The complaints claim that these poor security practices explain Twitter’s history of security incidents, data breaches and dangerous takeovers of user accounts.

“We are reviewing the redacted claims that have been published,” said Twitter CEO Parag Agrawal he wrote in a message to Twitter staff this morning. “We will pursue all avenues to defend our integrity as a company and set the record straight.”

Twitter says all employee computers are managed centrally, and its IT department can force updates or impose access restrictions if they aren’t installed. The company also said that before a computer can be connected to production systems, it must pass a check to ensure that its software is up-to-date and that only employees with a “business justification” can access the production environment for “specific purposes”.

Al Sutton, co-founder and CTO of Snapp Automotive who was a staff software engineer at Twitter from August 2020 to February 2021, noted in a tweet Tuesday that Twitter never removed him from the employee GitHub group which can send software changes to code the company. manage in the development platform. Sutton had access to the private deposits for 18 months after being let go from the company, and he published evidence that Twitter uses GitHub not only for public open source work, but also for internal projects. In about three hours after posting about access, Sutton reported which had been revoked.

“I think Twitter is being pretty casual about Mudge’s claims, so I thought a verifiable example might be helpful for people,” he told WIRED. When asked if Zatko’s allegations relate to his own experience working at Twitter, Sutton added, “I think the best thing to say here is that I have no reason to doubt his claims.”
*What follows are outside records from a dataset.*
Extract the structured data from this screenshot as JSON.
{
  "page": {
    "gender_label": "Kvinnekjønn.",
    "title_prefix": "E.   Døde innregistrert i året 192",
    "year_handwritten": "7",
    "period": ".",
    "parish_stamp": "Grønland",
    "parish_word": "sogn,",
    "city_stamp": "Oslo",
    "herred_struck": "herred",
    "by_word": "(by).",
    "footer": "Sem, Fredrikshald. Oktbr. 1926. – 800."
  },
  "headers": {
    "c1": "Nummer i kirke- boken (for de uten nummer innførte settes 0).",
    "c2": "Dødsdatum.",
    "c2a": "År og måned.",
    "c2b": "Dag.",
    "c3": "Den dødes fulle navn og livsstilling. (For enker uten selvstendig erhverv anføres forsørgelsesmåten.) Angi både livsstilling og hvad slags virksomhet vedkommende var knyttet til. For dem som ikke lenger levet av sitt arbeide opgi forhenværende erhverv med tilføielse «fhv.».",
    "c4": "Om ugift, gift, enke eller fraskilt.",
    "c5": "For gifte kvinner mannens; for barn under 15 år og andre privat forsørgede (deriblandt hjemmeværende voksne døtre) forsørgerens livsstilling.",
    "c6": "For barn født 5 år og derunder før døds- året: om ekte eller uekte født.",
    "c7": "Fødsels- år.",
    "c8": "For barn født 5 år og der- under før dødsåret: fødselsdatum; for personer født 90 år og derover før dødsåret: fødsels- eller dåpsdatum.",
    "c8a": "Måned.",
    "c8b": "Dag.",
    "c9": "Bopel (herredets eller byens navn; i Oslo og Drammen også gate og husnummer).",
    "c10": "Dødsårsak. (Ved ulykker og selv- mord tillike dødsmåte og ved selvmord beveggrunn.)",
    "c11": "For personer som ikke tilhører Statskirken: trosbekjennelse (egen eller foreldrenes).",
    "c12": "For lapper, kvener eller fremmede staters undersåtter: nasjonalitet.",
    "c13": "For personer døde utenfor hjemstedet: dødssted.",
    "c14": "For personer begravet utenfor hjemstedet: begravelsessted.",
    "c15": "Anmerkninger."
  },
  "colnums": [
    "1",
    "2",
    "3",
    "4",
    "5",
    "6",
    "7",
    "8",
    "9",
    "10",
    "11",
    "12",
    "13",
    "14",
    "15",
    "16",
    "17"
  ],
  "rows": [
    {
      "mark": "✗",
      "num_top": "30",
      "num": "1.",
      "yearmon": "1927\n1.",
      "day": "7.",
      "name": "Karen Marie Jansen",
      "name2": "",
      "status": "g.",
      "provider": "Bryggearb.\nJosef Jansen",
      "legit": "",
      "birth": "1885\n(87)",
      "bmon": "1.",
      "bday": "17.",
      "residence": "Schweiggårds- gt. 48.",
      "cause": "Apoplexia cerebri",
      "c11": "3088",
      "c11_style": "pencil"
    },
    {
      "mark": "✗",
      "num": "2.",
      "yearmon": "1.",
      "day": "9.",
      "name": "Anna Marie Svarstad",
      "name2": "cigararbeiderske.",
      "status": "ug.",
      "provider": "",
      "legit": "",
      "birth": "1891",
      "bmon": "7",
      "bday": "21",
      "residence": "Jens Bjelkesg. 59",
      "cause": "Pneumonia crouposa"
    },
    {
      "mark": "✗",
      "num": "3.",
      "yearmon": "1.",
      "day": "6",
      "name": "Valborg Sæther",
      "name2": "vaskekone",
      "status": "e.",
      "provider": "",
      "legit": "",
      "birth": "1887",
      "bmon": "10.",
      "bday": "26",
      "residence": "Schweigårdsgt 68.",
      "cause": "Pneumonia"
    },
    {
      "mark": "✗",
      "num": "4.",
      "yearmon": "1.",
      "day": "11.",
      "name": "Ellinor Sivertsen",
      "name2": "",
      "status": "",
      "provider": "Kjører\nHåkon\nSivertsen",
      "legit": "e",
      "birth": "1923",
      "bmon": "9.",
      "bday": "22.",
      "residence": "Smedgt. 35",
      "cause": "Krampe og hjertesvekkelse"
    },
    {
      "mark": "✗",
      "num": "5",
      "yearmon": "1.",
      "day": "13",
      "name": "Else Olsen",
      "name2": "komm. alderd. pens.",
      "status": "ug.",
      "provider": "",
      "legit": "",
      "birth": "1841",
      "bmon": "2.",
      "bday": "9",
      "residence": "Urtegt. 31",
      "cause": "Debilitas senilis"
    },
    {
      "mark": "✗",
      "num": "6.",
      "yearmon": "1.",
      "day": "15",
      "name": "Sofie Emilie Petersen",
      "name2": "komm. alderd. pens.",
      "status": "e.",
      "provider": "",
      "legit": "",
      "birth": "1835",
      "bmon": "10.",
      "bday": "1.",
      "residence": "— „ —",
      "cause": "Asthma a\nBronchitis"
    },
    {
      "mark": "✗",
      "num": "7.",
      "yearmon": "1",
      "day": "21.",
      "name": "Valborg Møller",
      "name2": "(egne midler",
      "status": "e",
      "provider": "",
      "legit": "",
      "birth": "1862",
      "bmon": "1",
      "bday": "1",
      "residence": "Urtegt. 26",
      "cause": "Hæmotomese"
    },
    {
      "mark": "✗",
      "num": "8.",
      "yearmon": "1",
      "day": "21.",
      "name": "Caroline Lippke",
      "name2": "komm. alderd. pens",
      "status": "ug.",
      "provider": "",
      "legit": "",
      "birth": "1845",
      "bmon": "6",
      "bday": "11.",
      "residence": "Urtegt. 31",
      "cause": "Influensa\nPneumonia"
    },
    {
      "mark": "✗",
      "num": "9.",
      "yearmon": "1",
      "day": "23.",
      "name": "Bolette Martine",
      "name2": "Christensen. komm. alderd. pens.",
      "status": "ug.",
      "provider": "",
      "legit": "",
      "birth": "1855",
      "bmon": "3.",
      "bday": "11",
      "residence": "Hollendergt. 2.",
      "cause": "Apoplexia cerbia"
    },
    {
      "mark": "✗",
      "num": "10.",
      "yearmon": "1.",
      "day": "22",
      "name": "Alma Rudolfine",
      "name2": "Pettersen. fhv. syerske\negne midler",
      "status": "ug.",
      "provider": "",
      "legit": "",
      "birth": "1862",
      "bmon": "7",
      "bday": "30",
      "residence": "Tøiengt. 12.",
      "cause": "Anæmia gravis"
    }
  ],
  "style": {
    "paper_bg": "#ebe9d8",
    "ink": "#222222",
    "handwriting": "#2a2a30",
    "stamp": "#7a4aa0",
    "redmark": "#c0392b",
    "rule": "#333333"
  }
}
Security engineers and researchers point out that while there are different ways to approach security in the production environment, there is a conceptual problem if employees have broad access to user data and deployed code without an extensive record. Some organizations take the approach of drastically limiting access, while others use a combination of broader access and constant monitoring, but either option should be a conscious choice in which a company is heavily invested. After the Chinese government cracked down on Google in 2010, for example, the company opted for the former approach.

“It’s actually not that unusual for companies to have relatively liberal policies about giving engineers access to production systems, but when they do they’re very, very strict about logging everything that’s done,” says Perry Metzger , managing partner of Metzger consultancy. Dowdeswell & Company. “Mudge has an excellent reputation, but let’s just say he was completely incompetent. The easiest thing for them to do would be to provide technical details of the logging systems they use for engineer access to production systems. But what Mudge it’s portraying is a culture where people would rather cover things up than fix them and that’s the disturbing part.”

Zatko and Whistleblower Aid, the nonprofit legal group representing him, say they stand by the documents released Tuesday. “Twitter has an outsized influence on the lives of hundreds of millions around the world and has fundamental obligations to its users and the government to provide a safe platform,” Libby Liu, CEO of Whistleblower Aid, said in a statement.

For now, however, the allegations raise a number of serious concerns that seem unlikely to be quickly explained or comprehensively resolved.